Saint-Laurent borough Mayor Alan DeSousa said he is aware of complaints, and the borough asked Crofton Moore to add better signage to warn shoppers of the risk of being towed if they leave the property.
Following CBC’s inquiries, Crofton Moore shared a mock-up of the sign. It’s bigger, clearer and includes a picture of a tow truck. There is no date as to when the signs will be installed.
Past investigations, warnings about tow companies
Towing companies have a history of malpractice in Montreal and the surrounding region.
A CBC investigation in 2016 found a Laval towing company had racked up dozens of complaints with the Office of Consumer Protection for its questionable business practices, including the use of intimidation and threats.
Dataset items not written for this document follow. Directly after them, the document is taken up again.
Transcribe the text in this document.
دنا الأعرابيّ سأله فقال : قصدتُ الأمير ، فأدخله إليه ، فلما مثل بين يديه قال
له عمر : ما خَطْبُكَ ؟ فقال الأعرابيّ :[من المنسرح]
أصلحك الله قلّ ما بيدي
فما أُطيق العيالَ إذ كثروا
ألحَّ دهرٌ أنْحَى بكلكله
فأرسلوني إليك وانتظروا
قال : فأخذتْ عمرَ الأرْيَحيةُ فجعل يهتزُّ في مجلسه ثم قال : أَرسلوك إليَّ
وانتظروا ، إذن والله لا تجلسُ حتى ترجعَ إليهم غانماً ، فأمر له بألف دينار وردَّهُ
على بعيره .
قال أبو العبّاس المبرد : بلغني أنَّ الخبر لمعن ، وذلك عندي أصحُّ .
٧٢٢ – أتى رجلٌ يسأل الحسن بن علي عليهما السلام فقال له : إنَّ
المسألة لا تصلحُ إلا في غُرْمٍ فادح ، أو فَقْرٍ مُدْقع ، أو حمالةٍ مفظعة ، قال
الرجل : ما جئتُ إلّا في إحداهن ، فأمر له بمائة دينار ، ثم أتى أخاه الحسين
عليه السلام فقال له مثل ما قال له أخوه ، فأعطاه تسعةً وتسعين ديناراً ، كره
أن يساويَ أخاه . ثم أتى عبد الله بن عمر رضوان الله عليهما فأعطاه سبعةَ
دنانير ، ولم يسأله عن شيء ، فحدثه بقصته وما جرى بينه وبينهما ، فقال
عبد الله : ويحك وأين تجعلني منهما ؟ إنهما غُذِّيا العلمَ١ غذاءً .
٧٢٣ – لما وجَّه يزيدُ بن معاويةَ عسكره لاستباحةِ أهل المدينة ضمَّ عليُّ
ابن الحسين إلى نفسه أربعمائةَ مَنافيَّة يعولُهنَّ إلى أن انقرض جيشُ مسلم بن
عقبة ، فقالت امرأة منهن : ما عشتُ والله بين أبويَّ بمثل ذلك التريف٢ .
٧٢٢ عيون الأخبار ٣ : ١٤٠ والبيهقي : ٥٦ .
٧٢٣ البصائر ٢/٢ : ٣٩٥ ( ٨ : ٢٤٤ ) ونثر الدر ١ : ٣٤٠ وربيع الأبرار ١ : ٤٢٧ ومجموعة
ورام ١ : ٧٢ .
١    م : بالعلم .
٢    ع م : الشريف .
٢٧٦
A year later, Montreal police arrested 13 people connected with the same company, accusing them of seizing vehicles parked in violation of rules advertised on private or commercial properties and keeping them until owners paid up.
Montreal’s ombudsman’s office has raised concerns in the past about such practices. In a statement last week, spokesperson Pierre Tessier said the ombudsman is still following the situation closely.
Montreal police would not confirm whether there had been complaints about the Saint-Laurent shopping plaza, but police did say tow-truck companies that don’t comply with the law will be charged.